What does Salesforce.com’s Acquisition of Demandware Mean?

With Demandware, Salesforce will be well positioned to deliver the future of commerce as part of our Customer Success Platform and create yet another billion dollar cloud.
— Marc Benioff, Chairman and CEO of Salesforce.com

On June 1, 2016, Salesforce announced that it was buying Demandware for approximately $2.8 billion. The transaction will be complete in its upcoming Q2 FY17, on July 31, 2016. Headquartered in Burlington, Massachusetts, Demandware provides retailers with cloud-based e-commerce solutions.

For those who have been monitoring recent activities in the industry, the news is hardly surprising. Salesforce has been moving in the direction of e-commerce technology for some time. It makes sense that the CRM leader is adding it to its sales, service, and marketing cloud offerings.

The Move Towards E-Commerce

Salesforce began setting the stage back in 2013 by building out its marketing offerings. The Sales Cloud and Service Cloud in Salesforce help internal workgroups (sales and service teams, respectively) track and manage customer interactions.

In June 2013, Salesforce.com purchased ExactTarget (now known as the Salesforce Marketing Cloud). This extended the activities of another internal workgroup – marketing professionals – to better manage their interactions with customers. A marketing automation platform, the Marketing Cloud gives companies tools to interact with customers in a personalized, direct manner. While ExactTarget was focused largely on the B2C market, Salesforce.com’s acquisition included Pardot, itself acquired by ExactTarget in October 2012. It also expanded its offerings to include the B2B markets.

Over the past few years, competitors have been making similar strategic moves. SAP acquired Hybris, the e-commerce software supplier. Oracle and Adobe have been attempting to create marketing software clouds of their own. Oracle has been scoring marketing deals with its e-commerce solutions. Adobe is rumored to be looking at Magento or Shopify.

In all of these cases, Salesforce.com continues to serve the needs of professionals who interact with customers.

Salesforce.com moved towards an e-commerce offering in earnest in September 2014, forming a partnership with CloudCraze (which has since been acquired by Salesforce). Self-described as “the first and only proven Enterprise eCommerce Platform developed natively on the Salesforce Platform,” CloudCraze expanded its e-commerce services for Salesforce and provides for the B2B market. For the first time, Salesforce could directly serve customers through shopping mechanisms.
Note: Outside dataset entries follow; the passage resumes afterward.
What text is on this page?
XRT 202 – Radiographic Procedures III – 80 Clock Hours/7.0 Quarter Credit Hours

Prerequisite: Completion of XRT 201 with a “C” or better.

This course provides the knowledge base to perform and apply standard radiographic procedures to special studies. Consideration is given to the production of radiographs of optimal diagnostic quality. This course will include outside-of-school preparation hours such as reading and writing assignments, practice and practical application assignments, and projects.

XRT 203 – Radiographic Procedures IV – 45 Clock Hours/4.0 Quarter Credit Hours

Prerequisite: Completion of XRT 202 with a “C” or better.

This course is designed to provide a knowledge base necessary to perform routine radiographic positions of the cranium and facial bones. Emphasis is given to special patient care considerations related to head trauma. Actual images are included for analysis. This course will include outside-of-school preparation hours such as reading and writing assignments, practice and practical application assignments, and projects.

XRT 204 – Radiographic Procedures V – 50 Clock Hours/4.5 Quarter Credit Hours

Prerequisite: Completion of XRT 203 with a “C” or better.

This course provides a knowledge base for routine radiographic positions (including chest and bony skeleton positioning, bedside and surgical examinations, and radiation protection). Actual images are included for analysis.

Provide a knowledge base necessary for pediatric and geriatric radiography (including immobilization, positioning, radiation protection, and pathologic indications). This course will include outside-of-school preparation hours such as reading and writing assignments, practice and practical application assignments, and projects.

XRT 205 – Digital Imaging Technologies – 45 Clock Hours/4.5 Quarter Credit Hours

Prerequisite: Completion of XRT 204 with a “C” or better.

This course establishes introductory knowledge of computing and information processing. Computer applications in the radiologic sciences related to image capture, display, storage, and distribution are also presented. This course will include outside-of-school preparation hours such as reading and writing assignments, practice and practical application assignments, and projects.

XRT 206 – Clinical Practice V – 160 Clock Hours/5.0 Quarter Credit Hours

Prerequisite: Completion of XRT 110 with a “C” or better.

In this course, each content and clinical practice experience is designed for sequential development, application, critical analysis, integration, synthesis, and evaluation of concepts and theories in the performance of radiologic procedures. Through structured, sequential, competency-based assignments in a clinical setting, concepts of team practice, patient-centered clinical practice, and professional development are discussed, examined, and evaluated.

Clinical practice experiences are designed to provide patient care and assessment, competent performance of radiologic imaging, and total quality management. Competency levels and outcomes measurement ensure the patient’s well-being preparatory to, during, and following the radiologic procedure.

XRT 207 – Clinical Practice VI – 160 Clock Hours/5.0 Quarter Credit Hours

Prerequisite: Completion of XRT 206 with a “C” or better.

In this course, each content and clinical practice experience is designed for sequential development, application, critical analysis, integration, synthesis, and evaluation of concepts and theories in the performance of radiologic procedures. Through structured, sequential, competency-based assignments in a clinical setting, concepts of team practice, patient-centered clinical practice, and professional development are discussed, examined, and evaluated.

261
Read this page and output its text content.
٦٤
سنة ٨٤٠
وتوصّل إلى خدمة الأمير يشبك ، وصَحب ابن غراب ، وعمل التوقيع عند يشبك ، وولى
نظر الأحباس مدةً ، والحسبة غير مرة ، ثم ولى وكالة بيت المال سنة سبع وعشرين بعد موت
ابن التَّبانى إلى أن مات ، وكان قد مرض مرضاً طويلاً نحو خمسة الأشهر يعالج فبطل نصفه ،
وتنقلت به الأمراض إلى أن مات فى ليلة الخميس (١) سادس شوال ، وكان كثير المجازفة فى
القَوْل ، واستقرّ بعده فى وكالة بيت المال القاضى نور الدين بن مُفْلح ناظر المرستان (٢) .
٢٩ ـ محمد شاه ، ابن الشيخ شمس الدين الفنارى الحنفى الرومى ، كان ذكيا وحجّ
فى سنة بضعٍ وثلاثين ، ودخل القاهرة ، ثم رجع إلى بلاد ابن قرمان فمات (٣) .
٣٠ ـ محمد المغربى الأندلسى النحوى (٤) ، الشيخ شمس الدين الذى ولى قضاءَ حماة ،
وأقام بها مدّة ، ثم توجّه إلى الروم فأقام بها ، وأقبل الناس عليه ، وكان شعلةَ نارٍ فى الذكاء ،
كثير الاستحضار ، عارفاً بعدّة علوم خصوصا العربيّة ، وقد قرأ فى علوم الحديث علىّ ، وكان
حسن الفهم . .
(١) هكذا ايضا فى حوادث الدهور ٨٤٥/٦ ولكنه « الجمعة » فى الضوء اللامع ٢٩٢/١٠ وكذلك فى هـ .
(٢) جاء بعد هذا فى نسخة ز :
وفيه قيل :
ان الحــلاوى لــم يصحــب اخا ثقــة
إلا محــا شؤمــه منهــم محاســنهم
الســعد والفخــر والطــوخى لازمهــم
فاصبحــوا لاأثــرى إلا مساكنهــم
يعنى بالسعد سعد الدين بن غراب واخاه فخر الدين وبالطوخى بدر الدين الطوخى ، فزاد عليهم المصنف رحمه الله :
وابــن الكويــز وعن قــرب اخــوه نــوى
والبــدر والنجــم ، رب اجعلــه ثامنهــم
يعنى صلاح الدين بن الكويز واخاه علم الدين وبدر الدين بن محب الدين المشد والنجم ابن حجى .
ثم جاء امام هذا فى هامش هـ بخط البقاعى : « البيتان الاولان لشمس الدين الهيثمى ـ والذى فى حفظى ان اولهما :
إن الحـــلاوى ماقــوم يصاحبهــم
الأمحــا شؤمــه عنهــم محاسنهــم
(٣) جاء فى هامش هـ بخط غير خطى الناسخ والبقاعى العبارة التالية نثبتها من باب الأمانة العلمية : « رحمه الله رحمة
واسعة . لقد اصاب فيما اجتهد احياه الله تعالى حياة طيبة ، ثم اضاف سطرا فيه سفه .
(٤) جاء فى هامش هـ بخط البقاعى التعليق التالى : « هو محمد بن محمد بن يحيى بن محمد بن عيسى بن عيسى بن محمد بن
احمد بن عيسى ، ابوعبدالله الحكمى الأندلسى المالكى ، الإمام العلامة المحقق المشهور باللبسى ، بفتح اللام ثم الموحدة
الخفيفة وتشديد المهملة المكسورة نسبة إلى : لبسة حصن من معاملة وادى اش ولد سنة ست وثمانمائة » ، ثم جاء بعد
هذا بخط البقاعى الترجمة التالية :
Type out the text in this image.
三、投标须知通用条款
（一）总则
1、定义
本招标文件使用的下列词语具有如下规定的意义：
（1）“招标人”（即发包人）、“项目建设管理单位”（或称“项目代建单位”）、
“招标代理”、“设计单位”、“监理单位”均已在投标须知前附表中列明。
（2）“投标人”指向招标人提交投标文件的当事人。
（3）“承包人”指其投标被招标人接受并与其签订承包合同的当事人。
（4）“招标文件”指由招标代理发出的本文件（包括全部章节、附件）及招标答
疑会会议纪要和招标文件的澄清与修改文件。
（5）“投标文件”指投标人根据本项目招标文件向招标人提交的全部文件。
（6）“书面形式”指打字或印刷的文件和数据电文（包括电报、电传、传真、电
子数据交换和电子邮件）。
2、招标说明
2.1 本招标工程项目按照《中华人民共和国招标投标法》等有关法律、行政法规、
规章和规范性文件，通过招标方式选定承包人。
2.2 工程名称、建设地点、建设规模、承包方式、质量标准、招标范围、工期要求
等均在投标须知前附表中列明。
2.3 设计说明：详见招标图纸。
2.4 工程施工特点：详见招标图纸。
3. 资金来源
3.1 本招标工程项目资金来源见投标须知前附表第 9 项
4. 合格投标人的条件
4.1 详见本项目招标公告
With the addition of predictive analytics tools to the Marketing cloud in 2015, Salesforce bolstered its ability to understand how consumers behave. You can read more about predictive analytics here. In a nutshell, predictive analytic software anticipates future behaviors based on patterns discovered in other data. It examines information from sources like emails, prior customer transactions, website visits, and – importantly – purchasing decisions. These capabilities help identify, segment, and prompt new actions with customers.

Demandware

With this most recent acquisition of Demandware, Salesforce is now positioned to become a definitive competitor in e-commerce.

Demandware produces software technology specifically for B2C retail e-commerce. This move also furthers the arc the company is making from serving professionals who serve customers to serving those customers directly as, in this case, they shop online.

Salesforce is already the clear leader in CRM with its strong platforms for Sales, Service, and Marketing professionals. It stood to lose ground in the software industry if it could not match its competitors’ expansions into e-commerce.

More importantly, businesses who offer an integrated ecosystem to their customers – seamlessly melding architecture and data, ease of use, and cross-system capabilities – have an important edge in this increasingly fast-paced and competitive e-commerce environment.

A platform that offers everything – sales, service, marketing, analytics, and e-commerce – is a compelling technology suite for Salesforce users.

With Salesforce Marketing Cloud, companies are able to target and acquire new customers. With predictive analytics and marketing automation, businesses can use machine learning and integrated web and email campaigns to market smartly and effectively. With CloudCraze, they can sell the products they’re marketing in B2B retail commerce. And now with Demandware, they can sell the products in B2C retail commerce.

Demandware is one acquisition closer to Salesforce.com’s vision for the ideal “full arc” customer interaction ecosystem that businesses, together with their customers, would like.